Darwin did all this work to demonstrate that all species of a particular type—barnacle, pigeon, plant—originated from a common ancestor. You see, a predominant view at the time, expounded in countless ‘scientific tomes’—including those of radical pro-slavery Harvard biologists in league with racist Alabaman physicians and many British scientists—claimed something different, called plurality, namely that every species evolved separately and independently from a distinct original source in each separate location, even after a great cataclysm (ice age, fire, etc.).

And here’s the kicker, here’s why this amounted to so much more than esoteric egghead argument: the advocates of plurality held that their arguments were true for humans as well (actually for humans especially) and claimed black people and other human types (divided most often by skin color and degree of ‘civilized behavior’) were each separate, independent species. So, it was okay to treat blacks like slaves. In fact higher species like whites were obligated to treat them as separate and lower, because they were.

No, says Darwin emphatically, we are all of the same origin and are all the same related species, from one common ancestor. After two decades of hesitation he finally published his theories in The Origin of Species (although even in Origin he mentions human natural selection and common descent only by implication). The book was published a week before John Brown was hanged for inciting the famous failed slave revolt in Harper’s Ferry, Virginia.

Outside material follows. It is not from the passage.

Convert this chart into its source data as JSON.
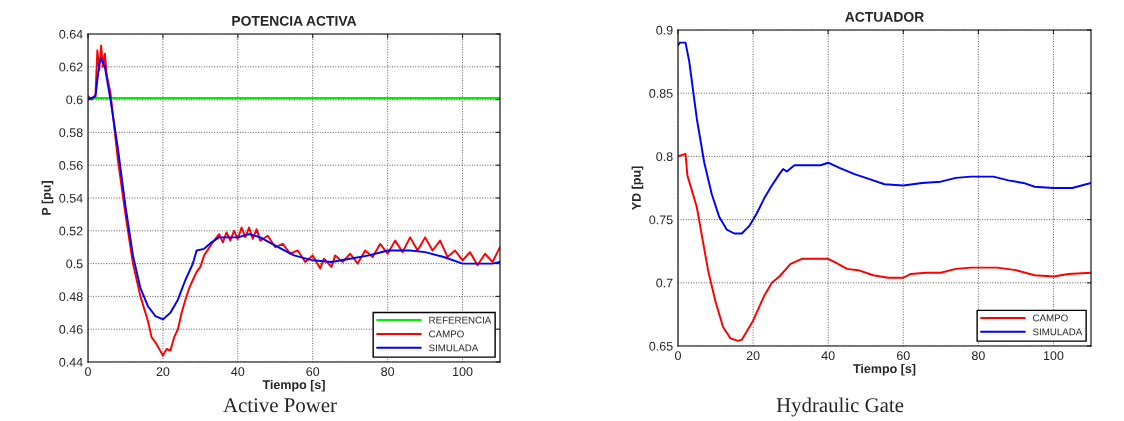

The Sacred Cause storyline that links Darwin’s theories of evolution and racism is a powerful and convincing one.

What About Us?

Another reason to read the book is that its story raises and addresses profound questions for me, for all of us, as we sail through life on the ship that Darwin built. How closely should science and scientists be linked to society and politics? During Darwin’s time, many scientists were also members of the clergy or brought their science, such as it was, directly and explicitly into the political discussions of the day. Are the scary racist results covered in Sacred Cause one reason scientists today so isolate themselves from public conversation? What are the costs and benefits of this isolation?

And one question that kept nagging at me as I read of the strong, vocal, ‘data-filled’ support of prominent scientists for racism and slavery: what awful things am I, are we, doing now that future generations will look back on in horror? What ideas are we clinging to so tightly that if we’d only let them go, we’d be freer and more complete as the species Homo sapiens?